Multimodal Machine Learning for Automated Assessment of Attention-Related Processes during Learning
Babette Bühler
TL;DR
This work tackles the critical problem of objectively assessing attention-related processes during learning by leveraging multimodal machine learning on eye-tracking, video, and physiological data. It introduces a fine-grained distinction between aware and unaware mind wandering, demonstrates multimodal fusion that outperforms unimodal baselines, and tests generalizability to in-the-wild and cross-cultural settings using transfer learning. It also develops gaze-synchrony and hand-raising detection methods to index attention online and in classroom contexts, respectively, while addressing explainability and privacy concerns for educational practice. The findings provide a path toward scalable, attention-aware learning technologies and data-driven insights into how attentional dynamics influence learning outcomes, with practical implications for interventions and classroom analytics. Overall, the thesis bridges education theory with state-of-the-art computer science methods to advance fine-grained, scalable assessment of attention in diverse educational contexts.
Abstract
Attention is a key factor for successful learning, with research indicating strong associations between (in)attention and learning outcomes. This dissertation advanced the field by focusing on the automated detection of attention-related processes using eye tracking, computer vision, and machine learning, offering a more objective, continuous, and scalable assessment than traditional methods such as self-reports or observations.
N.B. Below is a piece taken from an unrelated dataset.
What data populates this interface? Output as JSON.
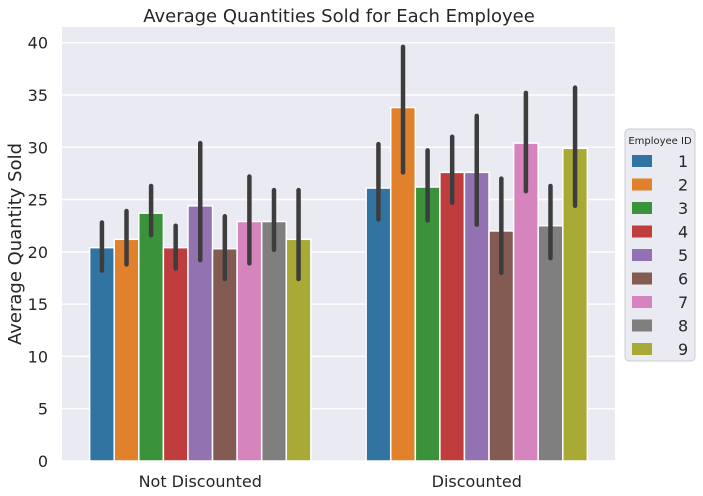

It introduced novel computational approaches for assessing various dimensions of (in)attention in online and classroom learning settings and addressing the challenges of precise fine-granular assessment, generalizability, and in-the-wild data quality. First, this dissertation explored the automated detection of mind-wandering, a shift in attention away from the learning task. Aware and unaware mind wandering were distinguished employing a novel multimodal approach that integrated eye tracking, video, and physiological data. Further, the generalizability of scalable webcam-based detection across diverse tasks, settings, and target groups was examined. Second, this thesis investigated attention indicators during online learning. Eye-tracking analyses revealed significantly greater gaze synchronization among attentive learners. Third, it addressed attention-related processes in classroom learning by detecting hand-raising as an indicator of behavioral engagement using a novel view-invariant and occlusion-robust skeleton-based approach. This thesis advanced the automated assessment of attention-related processes within educational settings by developing and refining methods for detecting mind wandering, on-task behavior, and behavioral engagement. It bridges educational theory with advanced methods from computer science, enhancing our understanding of attention-related processes that significantly impact learning outcomes and educational practices.